Rachel’s curiosity about her own tradition, and especially about the origins of the Religious Right, drove her studies. Over the course of several years, she learned that abortion had nothing to do with evangelical activism in the 1970s. Two successive editors of Christianity Today expressed qualified support for abortion rights, and the Southern Baptist Convention, hardly a redoubt of liberalism, passed a resolution calling for the legalization of abortion in 1971, which they reaffirmed in 1974 and again in 1976. Falwell himself, by his own admission, did not preach his first anti-abortion sermon until February 26, 1978, more than five years after Roe v. Wade. Even James Dobson, who later became an implacable foe of abortion, acknowledged in 1973 that the Bible was silent on the matter and therefore it was plausible for an evangelical to believe that “a developing embryo or fetus was not regarded as a full human being.”

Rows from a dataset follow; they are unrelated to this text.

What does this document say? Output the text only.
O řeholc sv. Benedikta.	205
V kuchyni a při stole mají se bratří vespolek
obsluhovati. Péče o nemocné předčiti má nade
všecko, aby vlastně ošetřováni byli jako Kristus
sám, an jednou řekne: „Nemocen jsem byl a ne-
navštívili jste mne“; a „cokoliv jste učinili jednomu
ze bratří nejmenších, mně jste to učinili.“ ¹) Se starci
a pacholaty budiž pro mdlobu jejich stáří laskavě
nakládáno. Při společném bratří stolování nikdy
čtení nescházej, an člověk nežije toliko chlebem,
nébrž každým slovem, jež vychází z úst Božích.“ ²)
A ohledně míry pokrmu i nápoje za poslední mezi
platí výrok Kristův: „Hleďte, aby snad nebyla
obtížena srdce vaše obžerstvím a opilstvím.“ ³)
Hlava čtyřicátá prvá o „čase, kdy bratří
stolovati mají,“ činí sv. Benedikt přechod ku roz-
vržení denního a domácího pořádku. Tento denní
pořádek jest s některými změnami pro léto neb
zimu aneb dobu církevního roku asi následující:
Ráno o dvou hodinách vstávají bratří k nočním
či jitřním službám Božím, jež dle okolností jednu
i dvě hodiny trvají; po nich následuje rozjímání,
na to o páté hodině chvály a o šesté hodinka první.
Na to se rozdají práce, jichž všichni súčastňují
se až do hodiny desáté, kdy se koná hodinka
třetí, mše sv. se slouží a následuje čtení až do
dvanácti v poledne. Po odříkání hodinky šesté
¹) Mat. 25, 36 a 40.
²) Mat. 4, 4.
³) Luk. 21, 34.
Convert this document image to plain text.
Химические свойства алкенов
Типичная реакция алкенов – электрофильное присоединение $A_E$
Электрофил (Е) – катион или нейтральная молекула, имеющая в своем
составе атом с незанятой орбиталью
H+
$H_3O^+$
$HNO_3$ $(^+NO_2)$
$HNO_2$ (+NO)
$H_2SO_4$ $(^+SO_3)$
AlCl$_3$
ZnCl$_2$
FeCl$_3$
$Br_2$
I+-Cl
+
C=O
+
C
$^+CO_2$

If not abortion, what was the catalyst for the Religious Right? Here, Rachel’s research uncovered an ugly truth: It was the defense of racial segregation in evangelical institutions, especially Bob Jones University, that politicized evangelical leaders in the 1970s. Abortion had nothing to do with it; opposition to abortion was added later, just in time for the 1980 election, as a way of diverting attention from the real origins of the movement.
And now, forty years after evangelicals abandoned one of their own in favor of a divorced and remarried Hollywood actor, Rachel began to see more clearly a line of connection from there to the present. What mystifies her to this day, however, is why evangelicals chose to neglect their own heritage, one that would have taken them in a very different direction.